By Daniel Steckler, Stefan Lischke, and Lars Zimmermann,IHP-Leibniz Institut für innovative Mikroelektronik
Optical connectivity plays a major role in all our daily lives, often without us even noticing it. Video calls, cloud storage, social media, and on-demand video and audio are all constantly at our fingertips. Artificial intelligence (AI) applications are also on the way to becoming ubiquitous everyday companions. But all of this is only possible thanks to modern datacentres. Fibre-optic communication, not only to and from datacentres, but also within them, is the key to coping with the enormous data flow these technologies generate.

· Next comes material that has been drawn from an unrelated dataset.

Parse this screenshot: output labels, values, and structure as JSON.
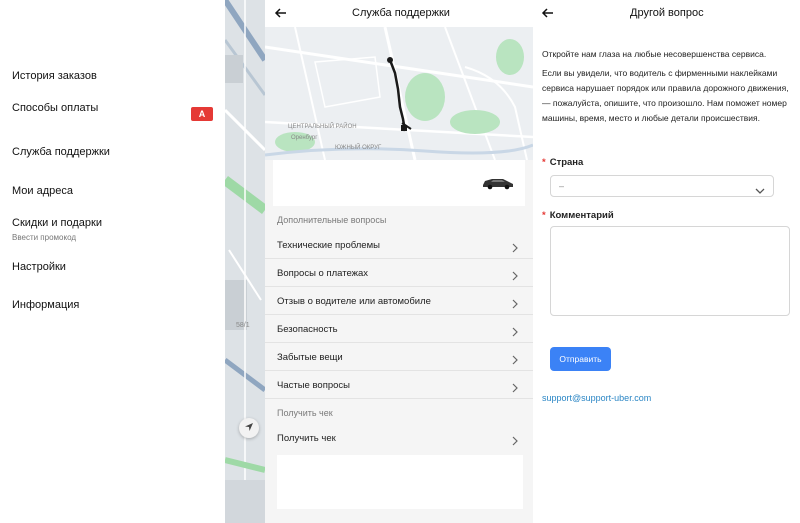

According to the Ericsson Mobility Report from November 2023, global data traffic has more than doubled every two years over the past 10 years. By 2029, global mobile data traffic is projected to triple, reaching 403 exabytes per month [2]. Since every single bit transmitted consumes a certain amount of energy, the energy efficiency of optical and electrical devices is increasingly important. One hyperscale datacentre already consumes as much energy as 80,000 US households [1]. And that doesn’t even include the energy required for transport to the datacentres.

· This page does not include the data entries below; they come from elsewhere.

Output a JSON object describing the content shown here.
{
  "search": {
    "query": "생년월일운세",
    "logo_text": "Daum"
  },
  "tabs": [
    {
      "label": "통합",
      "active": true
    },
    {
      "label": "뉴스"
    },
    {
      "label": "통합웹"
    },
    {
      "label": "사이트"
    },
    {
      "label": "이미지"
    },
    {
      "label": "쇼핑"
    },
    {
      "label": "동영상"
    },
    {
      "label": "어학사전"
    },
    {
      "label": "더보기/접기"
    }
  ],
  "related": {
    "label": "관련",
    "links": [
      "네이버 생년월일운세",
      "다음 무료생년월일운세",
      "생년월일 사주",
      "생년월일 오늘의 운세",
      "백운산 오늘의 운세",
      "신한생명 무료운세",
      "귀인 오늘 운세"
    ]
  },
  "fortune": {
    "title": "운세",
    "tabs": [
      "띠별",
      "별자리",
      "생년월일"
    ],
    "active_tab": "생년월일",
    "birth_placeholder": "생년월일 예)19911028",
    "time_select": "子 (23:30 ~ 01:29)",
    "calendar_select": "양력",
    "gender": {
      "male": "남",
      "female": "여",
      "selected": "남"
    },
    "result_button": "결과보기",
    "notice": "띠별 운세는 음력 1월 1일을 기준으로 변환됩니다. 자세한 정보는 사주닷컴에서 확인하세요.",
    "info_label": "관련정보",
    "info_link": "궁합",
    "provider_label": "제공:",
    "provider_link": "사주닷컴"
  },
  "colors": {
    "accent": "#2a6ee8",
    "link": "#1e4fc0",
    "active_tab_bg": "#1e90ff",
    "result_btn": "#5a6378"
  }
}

Figure 1: TEM images of germanium photodiode (a) and electro-absorption
modulator (b). Cross sections cut perpendicular to the light-incidence
direction. As indicated by the red boxes the Si-region has been reduced
from 220 nm to 100 nm for the electro-absorption modulator.

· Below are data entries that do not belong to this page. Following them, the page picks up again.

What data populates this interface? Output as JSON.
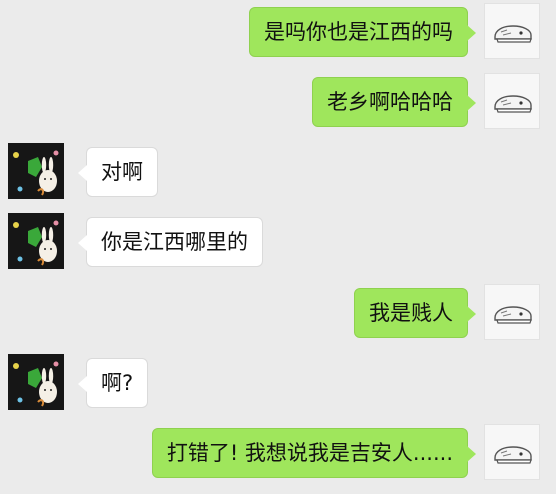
{
  "chat": {
    "messages": [
      {
        "sender": "me",
        "text": "是吗你也是江西的吗"
      },
      {
        "sender": "me",
        "text": "老乡啊哈哈哈"
      },
      {
        "sender": "them",
        "text": "对啊"
      },
      {
        "sender": "them",
        "text": "你是江西哪里的"
      },
      {
        "sender": "me",
        "text": "我是贱人"
      },
      {
        "sender": "them",
        "text": "啊?"
      },
      {
        "sender": "me",
        "text": "打错了!  我想说我是吉安人......"
      }
    ]
  },
  "colors": {
    "background": "#ebebeb",
    "outgoing_bubble": "#9fe65c",
    "incoming_bubble": "#ffffff"
  },
  "icons": {
    "me_avatar": "sketch-shoe-avatar-icon",
    "them_avatar": "cartoon-animals-avatar-icon"
  }
}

Besides energy efficiency, other demands on future devices include high-volume and low-cost fabrication capabilities and high-speed performance. Thanks to sophistic–ated fabrication processes on 200 mm and 300 mm wafers, silicon photonics has seen rapid progress, becoming a major technology in fibre-optic communication applications. In fact, silicon photonic transceivers for datacentre interconnects enabling 400 G bitrates are already available on the market and 800 G transceivers have been demonstrated.
However, while the effective data rates of transceivers have increased from 10 G in 2007 to 800 G in 2024, the rate of transmitted light pulses (symbol or baud rate) has actually only scaled by a factor of five (from 10 GBaud, in 2007 to 50 GBaud today). For this reason, techniques such as higher-order modulation or multiple lanes are deployed on a large scale to cope with the data-traffic requirements [3].
Figure 2: Schematic longitudinal cut through the EAM to visualize the butt-coupling approach (not to scale).
On the receiver side, germanium photodetectors with a 3 dB bandwidth well beyond 200 GHz have already been demonstrated [4]. However, a major bottleneck is emerging on the transmitter side. With electro-optical 3 dB bandwidths of 50-70 GHz, silicon Mach-Zehnder modulators, the most established devices in silicon photonic transmitters, seem to have reached their performance limits already. Facing the data-traffic growth projections, it is unlikely that using the aforementioned modulation formats or even more parallelisation alone will be sufficient. Achieving symbol rates beyond 100 GBaud will require extensive equalisation and digital signal processing (DSP), but this is detrimental to the system’s power efficiency. To avoid this, the industry urgently needs modulators with 3 dB bandwidths above 100 GHz.